I picked up the pencil and handed it to her. “They’ve released him for now and he’s got a good lawyer, but—”
“That’s ridiculous,” she said angrily. “Maurice! Why, he’s the best thing that ever happened to Corinne. I let her have what-for when she told me she was divorcing him, but she’d made up her mind.”
“You knew her better and longer than anyone,” I said. “Did she have any enemies that you know of?”
“Not before she started writing that memoir,” Lavinia said. “The police asked me the same thing.”
“So there was no one . . . ?”
She hesitated, doodling some background around the sketch. “Well, Greta Monk won’t be grieving about Corinne’s death.”
“Who’s she?”
“She calls herself a patroness of the arts,” Lavinia said in a tone that conveyed what she thought of such pretension. “She and Corinne ran a dance scholarship charity for several years. It dissolved when Corinne caught her embezzling.”

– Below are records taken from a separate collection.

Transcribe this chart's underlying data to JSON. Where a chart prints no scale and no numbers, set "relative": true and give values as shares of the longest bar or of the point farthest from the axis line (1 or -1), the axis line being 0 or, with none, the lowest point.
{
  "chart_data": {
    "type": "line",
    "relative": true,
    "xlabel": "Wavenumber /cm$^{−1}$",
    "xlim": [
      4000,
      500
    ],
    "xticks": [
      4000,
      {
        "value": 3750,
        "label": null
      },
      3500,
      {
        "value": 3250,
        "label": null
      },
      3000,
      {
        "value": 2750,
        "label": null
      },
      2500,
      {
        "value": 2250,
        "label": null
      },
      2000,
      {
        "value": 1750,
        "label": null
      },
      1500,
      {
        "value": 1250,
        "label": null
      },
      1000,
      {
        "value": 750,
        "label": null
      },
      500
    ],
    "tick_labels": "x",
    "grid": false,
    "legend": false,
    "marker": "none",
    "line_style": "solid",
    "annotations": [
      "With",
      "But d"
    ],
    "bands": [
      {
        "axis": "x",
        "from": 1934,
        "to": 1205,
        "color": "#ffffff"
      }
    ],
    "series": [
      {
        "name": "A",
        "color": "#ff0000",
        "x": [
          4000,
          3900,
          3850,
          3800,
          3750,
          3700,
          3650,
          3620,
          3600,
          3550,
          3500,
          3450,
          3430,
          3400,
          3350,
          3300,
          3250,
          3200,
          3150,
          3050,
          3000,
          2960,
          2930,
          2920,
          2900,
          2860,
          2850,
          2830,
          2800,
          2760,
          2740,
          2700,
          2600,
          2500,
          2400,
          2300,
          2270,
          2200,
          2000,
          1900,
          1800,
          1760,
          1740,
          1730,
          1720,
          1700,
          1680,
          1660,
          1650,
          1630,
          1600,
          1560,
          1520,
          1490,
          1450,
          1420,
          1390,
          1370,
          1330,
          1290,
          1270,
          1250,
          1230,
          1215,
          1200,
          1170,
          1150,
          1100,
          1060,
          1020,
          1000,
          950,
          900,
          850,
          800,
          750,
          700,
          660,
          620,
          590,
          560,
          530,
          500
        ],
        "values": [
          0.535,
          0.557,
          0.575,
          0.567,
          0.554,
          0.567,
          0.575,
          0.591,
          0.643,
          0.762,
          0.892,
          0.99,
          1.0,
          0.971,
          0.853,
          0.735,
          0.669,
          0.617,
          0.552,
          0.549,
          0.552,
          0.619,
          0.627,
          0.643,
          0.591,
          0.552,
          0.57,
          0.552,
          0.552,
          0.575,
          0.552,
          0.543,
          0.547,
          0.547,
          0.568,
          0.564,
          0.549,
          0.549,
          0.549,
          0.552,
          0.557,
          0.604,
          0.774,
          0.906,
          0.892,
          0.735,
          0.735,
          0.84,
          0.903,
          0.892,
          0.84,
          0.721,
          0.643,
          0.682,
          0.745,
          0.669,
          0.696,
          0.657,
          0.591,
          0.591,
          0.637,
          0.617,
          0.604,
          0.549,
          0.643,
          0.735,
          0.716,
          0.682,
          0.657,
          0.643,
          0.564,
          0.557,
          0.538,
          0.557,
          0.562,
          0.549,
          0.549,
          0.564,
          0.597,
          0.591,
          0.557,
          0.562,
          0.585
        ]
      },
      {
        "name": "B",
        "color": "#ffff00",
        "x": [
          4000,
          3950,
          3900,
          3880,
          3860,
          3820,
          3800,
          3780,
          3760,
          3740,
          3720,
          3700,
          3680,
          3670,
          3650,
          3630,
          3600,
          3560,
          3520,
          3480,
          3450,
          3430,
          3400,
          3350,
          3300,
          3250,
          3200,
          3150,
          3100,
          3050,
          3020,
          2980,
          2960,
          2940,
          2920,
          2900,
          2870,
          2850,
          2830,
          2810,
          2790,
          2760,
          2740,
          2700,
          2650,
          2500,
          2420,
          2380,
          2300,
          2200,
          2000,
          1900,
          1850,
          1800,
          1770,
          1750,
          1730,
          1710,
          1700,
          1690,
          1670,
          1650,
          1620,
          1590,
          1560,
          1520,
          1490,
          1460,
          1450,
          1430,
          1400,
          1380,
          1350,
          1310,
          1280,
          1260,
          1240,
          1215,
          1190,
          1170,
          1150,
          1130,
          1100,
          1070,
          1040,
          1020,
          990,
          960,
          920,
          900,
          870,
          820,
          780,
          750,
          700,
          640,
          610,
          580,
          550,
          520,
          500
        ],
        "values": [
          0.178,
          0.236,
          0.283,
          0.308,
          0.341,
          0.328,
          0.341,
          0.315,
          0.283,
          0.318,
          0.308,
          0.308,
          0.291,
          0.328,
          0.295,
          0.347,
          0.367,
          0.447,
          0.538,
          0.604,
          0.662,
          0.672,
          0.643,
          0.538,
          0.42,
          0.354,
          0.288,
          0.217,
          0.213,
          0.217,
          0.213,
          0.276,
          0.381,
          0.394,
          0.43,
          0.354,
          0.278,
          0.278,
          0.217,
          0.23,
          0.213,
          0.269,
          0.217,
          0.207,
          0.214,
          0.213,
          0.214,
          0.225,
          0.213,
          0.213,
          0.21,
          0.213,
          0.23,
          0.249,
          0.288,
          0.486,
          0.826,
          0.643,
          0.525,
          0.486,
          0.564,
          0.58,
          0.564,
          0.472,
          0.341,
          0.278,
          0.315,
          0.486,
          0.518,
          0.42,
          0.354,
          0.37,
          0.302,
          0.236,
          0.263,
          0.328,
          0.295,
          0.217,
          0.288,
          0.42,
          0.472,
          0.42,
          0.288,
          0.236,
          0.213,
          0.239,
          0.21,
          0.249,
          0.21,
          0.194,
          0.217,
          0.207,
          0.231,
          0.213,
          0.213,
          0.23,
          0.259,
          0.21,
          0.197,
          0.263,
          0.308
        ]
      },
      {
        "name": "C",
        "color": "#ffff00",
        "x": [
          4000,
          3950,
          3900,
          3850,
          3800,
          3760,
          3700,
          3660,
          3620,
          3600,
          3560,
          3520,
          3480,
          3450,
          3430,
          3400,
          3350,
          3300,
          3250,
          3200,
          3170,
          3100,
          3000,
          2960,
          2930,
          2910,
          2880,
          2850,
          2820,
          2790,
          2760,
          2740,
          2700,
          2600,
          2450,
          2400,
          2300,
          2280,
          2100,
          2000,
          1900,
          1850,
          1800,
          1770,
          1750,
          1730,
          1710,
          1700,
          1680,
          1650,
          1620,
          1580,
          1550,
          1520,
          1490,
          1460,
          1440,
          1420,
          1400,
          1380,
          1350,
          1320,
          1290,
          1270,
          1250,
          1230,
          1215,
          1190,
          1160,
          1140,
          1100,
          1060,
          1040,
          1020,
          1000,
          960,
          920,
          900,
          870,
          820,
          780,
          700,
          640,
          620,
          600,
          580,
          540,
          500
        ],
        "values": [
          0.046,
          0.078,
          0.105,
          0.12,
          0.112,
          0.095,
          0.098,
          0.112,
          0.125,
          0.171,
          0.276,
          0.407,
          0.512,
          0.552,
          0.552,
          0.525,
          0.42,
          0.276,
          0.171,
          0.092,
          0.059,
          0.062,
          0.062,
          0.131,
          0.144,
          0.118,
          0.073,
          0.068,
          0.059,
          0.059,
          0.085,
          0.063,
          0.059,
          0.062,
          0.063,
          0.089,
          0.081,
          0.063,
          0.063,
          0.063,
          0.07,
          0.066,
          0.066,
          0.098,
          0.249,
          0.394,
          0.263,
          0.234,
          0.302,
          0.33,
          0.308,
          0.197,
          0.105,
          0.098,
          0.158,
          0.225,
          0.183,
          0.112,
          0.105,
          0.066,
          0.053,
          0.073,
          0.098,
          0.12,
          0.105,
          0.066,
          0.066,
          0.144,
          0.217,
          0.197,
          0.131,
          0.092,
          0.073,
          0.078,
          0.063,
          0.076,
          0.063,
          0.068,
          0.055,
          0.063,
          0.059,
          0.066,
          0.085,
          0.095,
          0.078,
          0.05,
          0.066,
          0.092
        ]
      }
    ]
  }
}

“I never heard about that.”
“The board kept it hush-hush, made a deal where Greta repaid the money and avoided prosecution. Something like that. Anyway, the timing of Corinne’s tell-all couldn’t have been worse for Greta, because she’s in line for a position on the board of trustees of the Kennedy Center, something she’s been lobbying for for
decades
. A scandal now would mean she could kiss that good-bye.”